花期内花的数目
给你一个下标从 0 开始的二维整数数组 flowers
其中 flowers[i] = [starti, endi] 表示第 i 朵花的花期从 starti 到 endi
同时给你一个下标从 0 开始大小为 n 的整数数组 people ,people[i] 是第 i 个人来看花的时间
请你返回一个大小为 n 的整数数组 answer ,其中 answer[i]是第 i 个人到达时在花期内花的数目
1. 合并排序 + 离线查询
插入点和查询点合并
class Solution {
public:
vector<int> fullBloomFlowers(vector<vector<int>>& flowers, vector<int>& people) {
//离线查询,分别标识天数,开花、人、死掉,以及人对应的位置结果标识
vector<vector<int>> search;
int curflower = 0;//记录当前花的数目
for(auto &flower:flowers){
search.push_back(vector<int>{flower[0],1,-1});
search.push_back(vector<int>{flower[1],3,-1});
}
for(int i=0;i<people.size();i++)
search.push_back(vector<int>{people[i],2,i});
sort(search.begin(),search.end(),[&](const vector<int>&a,const vector<int>&b ){
if(a[0]==b[0]) return a[1]<b[1];
return a[0]<b[0];
});
vector<int> res(people.size());
for(auto &s:search){
if(s[1]==1) curflower++;
if(s[1]==2) res[s[2]] = curflower;
if(s[1]==3) curflower--;
}
return res;
}
};
2. 不合并排序 + 离线查询
插入点和查询点不合并
class Solution {
public:
vector<int> fullBloomFlowers(vector<vector<int>>& flowers, vector<int>& people) {
//离线查询,分别标识天数,开花、人、死掉,以及人对应的位置结果标识
vector<vector<int>> search;
int curflower = 0;//记录当前花的数目
for(auto &flower:flowers){
search.push_back(vector<int>{flower[0],1});
search.push_back(vector<int>{flower[1]+1,-1});
}
sort(search.begin(),search.end());
vector<int> index(people.size());
iota(index.begin(),index.end(),0);
sort(index.begin(),index.end(),[&](int a,int b){
return people[a]<people[b];
});
int sidx = 0;
vector<int> res(people.size());
for(auto idx:index){
while(sidx<search.size()&&search[sidx][0]<=people[idx])

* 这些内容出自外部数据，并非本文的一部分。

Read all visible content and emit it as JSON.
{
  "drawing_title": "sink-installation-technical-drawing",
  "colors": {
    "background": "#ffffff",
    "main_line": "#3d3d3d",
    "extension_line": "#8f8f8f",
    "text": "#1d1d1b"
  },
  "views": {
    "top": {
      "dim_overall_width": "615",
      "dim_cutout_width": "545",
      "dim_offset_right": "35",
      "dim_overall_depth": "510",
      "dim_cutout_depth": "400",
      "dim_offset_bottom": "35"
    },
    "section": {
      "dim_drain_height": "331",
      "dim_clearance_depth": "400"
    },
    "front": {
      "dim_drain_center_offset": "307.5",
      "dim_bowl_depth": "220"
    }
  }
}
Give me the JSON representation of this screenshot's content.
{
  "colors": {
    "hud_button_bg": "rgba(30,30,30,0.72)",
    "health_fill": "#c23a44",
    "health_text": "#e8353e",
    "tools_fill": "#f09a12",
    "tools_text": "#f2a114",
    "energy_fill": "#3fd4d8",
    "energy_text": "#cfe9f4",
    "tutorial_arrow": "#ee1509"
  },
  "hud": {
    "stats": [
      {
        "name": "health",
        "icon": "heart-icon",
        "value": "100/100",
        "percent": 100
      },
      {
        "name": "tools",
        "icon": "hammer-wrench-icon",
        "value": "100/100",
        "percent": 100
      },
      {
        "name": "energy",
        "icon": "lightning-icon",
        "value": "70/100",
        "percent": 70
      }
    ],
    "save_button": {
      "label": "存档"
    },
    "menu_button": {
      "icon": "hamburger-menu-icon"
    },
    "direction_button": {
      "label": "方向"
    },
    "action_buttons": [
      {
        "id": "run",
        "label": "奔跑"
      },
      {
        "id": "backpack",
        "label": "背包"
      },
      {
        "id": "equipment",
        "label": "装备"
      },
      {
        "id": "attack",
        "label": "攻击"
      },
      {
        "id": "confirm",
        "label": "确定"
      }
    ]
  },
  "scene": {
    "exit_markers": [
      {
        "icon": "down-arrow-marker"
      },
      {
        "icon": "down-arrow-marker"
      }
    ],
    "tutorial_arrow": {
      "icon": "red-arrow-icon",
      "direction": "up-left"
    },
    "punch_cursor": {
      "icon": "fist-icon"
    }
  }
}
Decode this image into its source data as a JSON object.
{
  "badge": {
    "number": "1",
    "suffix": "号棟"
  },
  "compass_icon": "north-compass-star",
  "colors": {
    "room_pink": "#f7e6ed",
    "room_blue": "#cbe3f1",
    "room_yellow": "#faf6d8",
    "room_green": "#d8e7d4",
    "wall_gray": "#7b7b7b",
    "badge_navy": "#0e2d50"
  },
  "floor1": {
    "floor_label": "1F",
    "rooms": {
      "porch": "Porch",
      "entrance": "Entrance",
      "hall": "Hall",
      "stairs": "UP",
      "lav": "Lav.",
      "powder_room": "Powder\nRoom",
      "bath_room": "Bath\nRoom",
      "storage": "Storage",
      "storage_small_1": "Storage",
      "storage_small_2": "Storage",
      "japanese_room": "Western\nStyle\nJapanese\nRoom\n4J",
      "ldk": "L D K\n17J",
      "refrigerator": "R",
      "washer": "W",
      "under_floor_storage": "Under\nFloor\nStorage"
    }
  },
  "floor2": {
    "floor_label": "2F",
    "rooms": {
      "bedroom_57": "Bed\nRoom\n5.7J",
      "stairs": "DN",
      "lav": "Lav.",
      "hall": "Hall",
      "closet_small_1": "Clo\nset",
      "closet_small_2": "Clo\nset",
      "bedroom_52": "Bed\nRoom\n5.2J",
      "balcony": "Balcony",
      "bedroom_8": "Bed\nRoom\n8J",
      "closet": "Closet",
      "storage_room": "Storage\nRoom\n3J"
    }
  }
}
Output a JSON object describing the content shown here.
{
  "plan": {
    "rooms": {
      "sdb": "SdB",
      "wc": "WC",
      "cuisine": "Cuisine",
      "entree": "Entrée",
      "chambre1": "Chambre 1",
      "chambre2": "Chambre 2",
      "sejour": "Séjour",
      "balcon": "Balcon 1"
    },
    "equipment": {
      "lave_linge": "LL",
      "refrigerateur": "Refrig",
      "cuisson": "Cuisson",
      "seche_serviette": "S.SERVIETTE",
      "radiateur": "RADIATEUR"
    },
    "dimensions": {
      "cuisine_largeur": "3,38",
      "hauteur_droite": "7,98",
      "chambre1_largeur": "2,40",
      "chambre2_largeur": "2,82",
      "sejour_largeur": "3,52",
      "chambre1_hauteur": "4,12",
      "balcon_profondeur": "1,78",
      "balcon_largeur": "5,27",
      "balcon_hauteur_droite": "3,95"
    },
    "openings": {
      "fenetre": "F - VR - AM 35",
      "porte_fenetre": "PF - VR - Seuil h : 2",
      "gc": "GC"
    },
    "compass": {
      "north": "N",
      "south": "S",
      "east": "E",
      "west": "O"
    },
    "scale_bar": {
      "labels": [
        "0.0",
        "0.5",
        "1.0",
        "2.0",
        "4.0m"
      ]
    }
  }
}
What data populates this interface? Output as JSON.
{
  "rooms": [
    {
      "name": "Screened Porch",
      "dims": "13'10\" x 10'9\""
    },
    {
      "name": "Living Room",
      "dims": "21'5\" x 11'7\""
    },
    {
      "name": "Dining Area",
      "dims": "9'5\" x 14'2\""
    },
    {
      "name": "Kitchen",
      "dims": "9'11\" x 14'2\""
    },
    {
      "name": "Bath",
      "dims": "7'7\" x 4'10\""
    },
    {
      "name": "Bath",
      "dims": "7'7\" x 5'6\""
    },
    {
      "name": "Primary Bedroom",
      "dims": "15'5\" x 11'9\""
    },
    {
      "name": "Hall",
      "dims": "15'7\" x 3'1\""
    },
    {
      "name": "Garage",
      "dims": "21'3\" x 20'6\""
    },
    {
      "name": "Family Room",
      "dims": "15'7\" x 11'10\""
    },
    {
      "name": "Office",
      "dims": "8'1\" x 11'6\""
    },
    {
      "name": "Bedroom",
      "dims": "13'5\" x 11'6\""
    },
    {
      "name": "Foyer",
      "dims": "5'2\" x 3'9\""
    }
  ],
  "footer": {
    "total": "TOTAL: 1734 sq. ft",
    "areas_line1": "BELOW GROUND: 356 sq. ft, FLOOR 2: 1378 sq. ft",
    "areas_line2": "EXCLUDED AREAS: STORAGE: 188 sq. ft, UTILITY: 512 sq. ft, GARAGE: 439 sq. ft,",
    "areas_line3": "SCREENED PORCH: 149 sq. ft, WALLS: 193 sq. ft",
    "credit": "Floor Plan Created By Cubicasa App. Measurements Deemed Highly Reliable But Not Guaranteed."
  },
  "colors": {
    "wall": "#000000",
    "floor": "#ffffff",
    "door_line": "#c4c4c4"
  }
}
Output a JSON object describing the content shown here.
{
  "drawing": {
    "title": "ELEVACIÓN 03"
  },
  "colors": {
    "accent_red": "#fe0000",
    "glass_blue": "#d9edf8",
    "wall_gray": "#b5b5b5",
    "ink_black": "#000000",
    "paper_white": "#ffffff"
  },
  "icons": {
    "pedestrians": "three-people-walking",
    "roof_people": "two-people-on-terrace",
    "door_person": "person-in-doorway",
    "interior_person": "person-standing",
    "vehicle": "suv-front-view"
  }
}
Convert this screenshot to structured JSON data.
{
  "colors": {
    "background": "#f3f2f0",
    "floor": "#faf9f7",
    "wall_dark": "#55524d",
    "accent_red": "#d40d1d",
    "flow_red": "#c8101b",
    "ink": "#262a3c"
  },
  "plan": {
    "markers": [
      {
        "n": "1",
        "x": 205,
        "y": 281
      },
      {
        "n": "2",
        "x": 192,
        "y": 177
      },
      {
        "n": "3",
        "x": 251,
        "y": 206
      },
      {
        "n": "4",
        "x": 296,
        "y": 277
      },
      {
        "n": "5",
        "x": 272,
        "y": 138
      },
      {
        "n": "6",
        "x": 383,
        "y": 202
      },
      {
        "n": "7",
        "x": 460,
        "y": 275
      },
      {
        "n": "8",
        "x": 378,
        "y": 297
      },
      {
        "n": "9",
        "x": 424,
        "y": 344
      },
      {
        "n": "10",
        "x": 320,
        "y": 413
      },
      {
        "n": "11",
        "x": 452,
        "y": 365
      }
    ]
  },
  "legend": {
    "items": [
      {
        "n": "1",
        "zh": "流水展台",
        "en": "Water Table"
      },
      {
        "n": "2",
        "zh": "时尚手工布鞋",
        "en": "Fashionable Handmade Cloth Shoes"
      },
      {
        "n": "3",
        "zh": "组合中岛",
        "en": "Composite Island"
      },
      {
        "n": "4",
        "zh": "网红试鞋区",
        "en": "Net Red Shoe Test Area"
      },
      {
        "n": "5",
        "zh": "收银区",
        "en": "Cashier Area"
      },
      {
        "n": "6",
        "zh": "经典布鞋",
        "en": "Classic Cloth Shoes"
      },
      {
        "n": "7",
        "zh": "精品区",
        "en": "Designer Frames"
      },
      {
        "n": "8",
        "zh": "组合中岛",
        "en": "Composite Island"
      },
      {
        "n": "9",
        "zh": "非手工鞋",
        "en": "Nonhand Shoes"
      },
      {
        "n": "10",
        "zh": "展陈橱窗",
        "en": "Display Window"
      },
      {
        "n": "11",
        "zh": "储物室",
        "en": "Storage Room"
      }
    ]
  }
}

curflower+=search[sidx++][1];
res[idx] = curflower;
}
return res;
}
};
3. 差分 + 离线查询
本质上是利用红黑树的有序,进行查询
class Solution {
public:
vector<int> fullBloomFlowers(vector<vector<int>>& flowers, vector<int>& persons) {
map<int, int> cnt;
for (auto &flower : flowers) {
cnt[flower[0]]++;
cnt[flower[1] + 1]--;
}
int n = persons.size();
vector<int> indices(n);
iota(indices.begin(), indices.end(), 0);
sort(indices.begin(), indices.end(), [&](int a, int b) {
return persons[a] < persons[b];
});
vector<int> ans(n);
int curr = 0;
auto it = cnt.begin();
for (int x : indices) {
while (it != cnt.end() && it->first <= persons[x]) {
curr += it->second;
it++;
}
ans[x] = curr;
}
return ans;
}
};
4. 排序 + 二分
直接二分求开花和落花的个数
class Solution {
public:
vector<int> fullBloomFlowers(vector<vector<int>> &flowers, vector<int> &persons) {
int n = flowers.size();
vector<int> starts(n), ends(n);
for (int i = 0; i < n; ++i) {
starts[i] = flowers[i][0];
ends[i] = flowers[i][1];
}
sort(starts.begin(), starts.end());
sort(ends.begin(), ends.end());
int m = persons.size();
vector<int> ans(m);
for (int i = 0; i < m; ++i) {
int x = upper_bound(starts.begin(), starts.end(), persons[i]) - starts.begin();
int y = lower_bound(ends.begin(), ends.end(), persons[i]) - ends.begin();
ans[i] = x - y;
}
return ans;
}
};
5. 离散化 + 树状数组
class Solution {
public:
vector<int> fullBloomFlowers(vector<vector<int>> &flowers, vector<int> &persons) {
map<int,int> m;
//进行离散化
for(auto &flower:flowers){
m[flower[0]]++;
m[flower[1]+1]++;
}
for(auto person:persons)
m[person]++;
int idx = 1;
for(auto &[key,val]:m)
val = idx++;
//初始化树
n = m.size();
tree.resize(n+1,0);
//对插入点进行插入更新
for(auto &flower:flowers){
update(m[flower[0]],1);
update(m[flower[1]+1],-1);
}
//进行查询
for(auto &person:persons)
person = getsum(m[person]);
return persons;
}
vector<int> tree;
int n;
int lowbit(int x){//求二进制化最后一位的值
return x&(-x);
}
void update(int i,int k){ //在i位置加上k,O(logn)复杂度单点修改
while(i<=n){//更新子树上所有值
tree[i]+=k;
i+=lowbit(i);//移动到父亲节点
}
}
long long getsum(int i){ //求数组前i项的和
long long res=0;
while(i>0){//O(logn)求前缀和
res+=tree[i];
i-=lowbit(i);//移动到前一棵子树(子区间)
}
return res;
}
};